En lo que si tengo opinión y respuesta es a la pregunta de cómo debe responder el BCE a la subida de precios derivada de la guerra en Irán. Y es que la subida de precios de la energía y de los usos no energéticos de los combustibles fósiles es un shock de oferta parcialmente amplificado por políticas internas. No hay exceso de demanda y por tanto una subida de interés no te sirve para luchar contra la inflación, aunque siempre reducirá algo el crecimiento.

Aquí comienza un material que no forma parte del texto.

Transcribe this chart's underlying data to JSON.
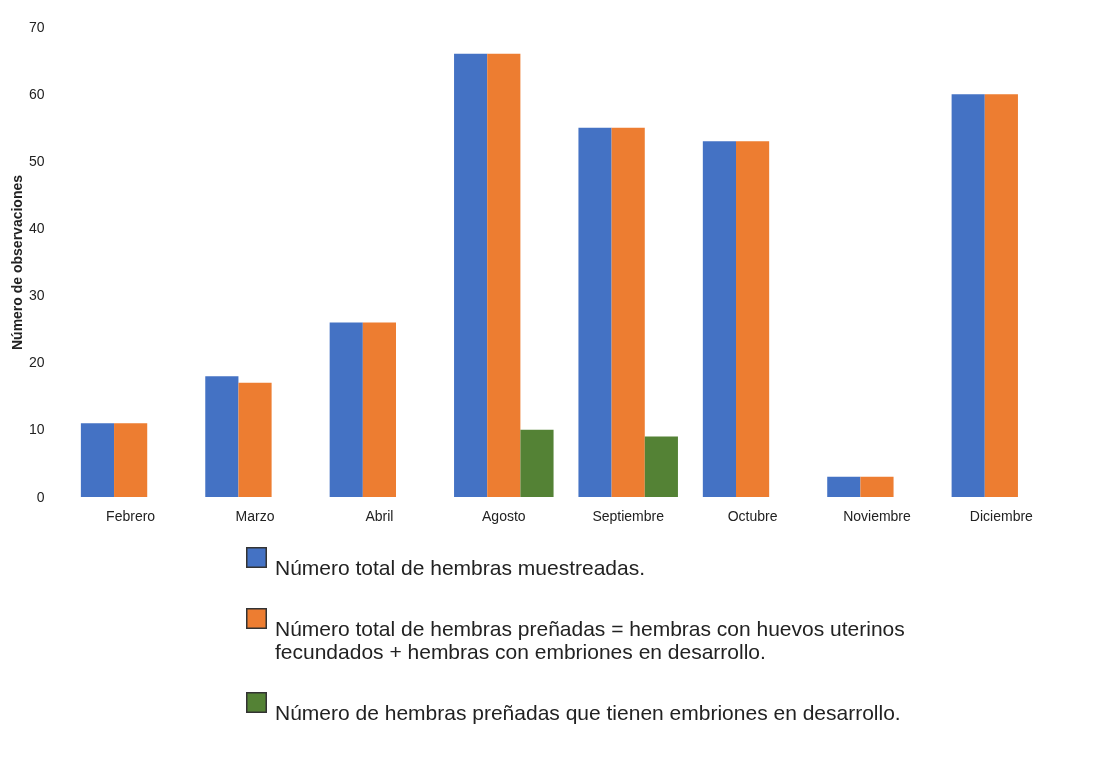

Pero, y esto es lo importante, se trata de un shock de oferta que, de prolongarse como hasta ahora, se traducirá en imposibilidad de consumir productos finales porque no tenemos materia prima para elaborarlos. En otras palabras, hay un riesgo de inflación, pero hay un riesgo de recesión. Por lo tanto, los Bancos Centrales deben ser muy cuidadosos y sobre todo no pensar que ellos pueden calmar las presiones de precios de oferta.
Supongo que serán conscientes de que el precio del combustible de aviación sostenible a fecha de hoy es dos veces el precio históricamente alto del jet- fuel. En condiciones normales es cuatro veces más alto. Luego, cuando desaparezcan las restricciones en el estrecho de Ormuz, bajará el precio del jet fuel, pero no el del jet fuel sostenible. En resumen, ¿qué es más inflacionista: la guerra de Irán o intentar acelerar la transición con combustibles descarbonizados como el hidrógeno, el biodiesel o el jet fuel sostenible, tal como figura en los objetivos europeos? Seguro que no lo saben todavía en el BCE. Necesitarán papeles académicos, pero este artículo es para que usted, querido lector, pueda formarse una opinión y ese es el fin de un artículo de opinión ¿no? Dejemos que los bancos centrales se equivoquen, pero que no nos cuenten argumentos descarbonizadores no inflacionistas.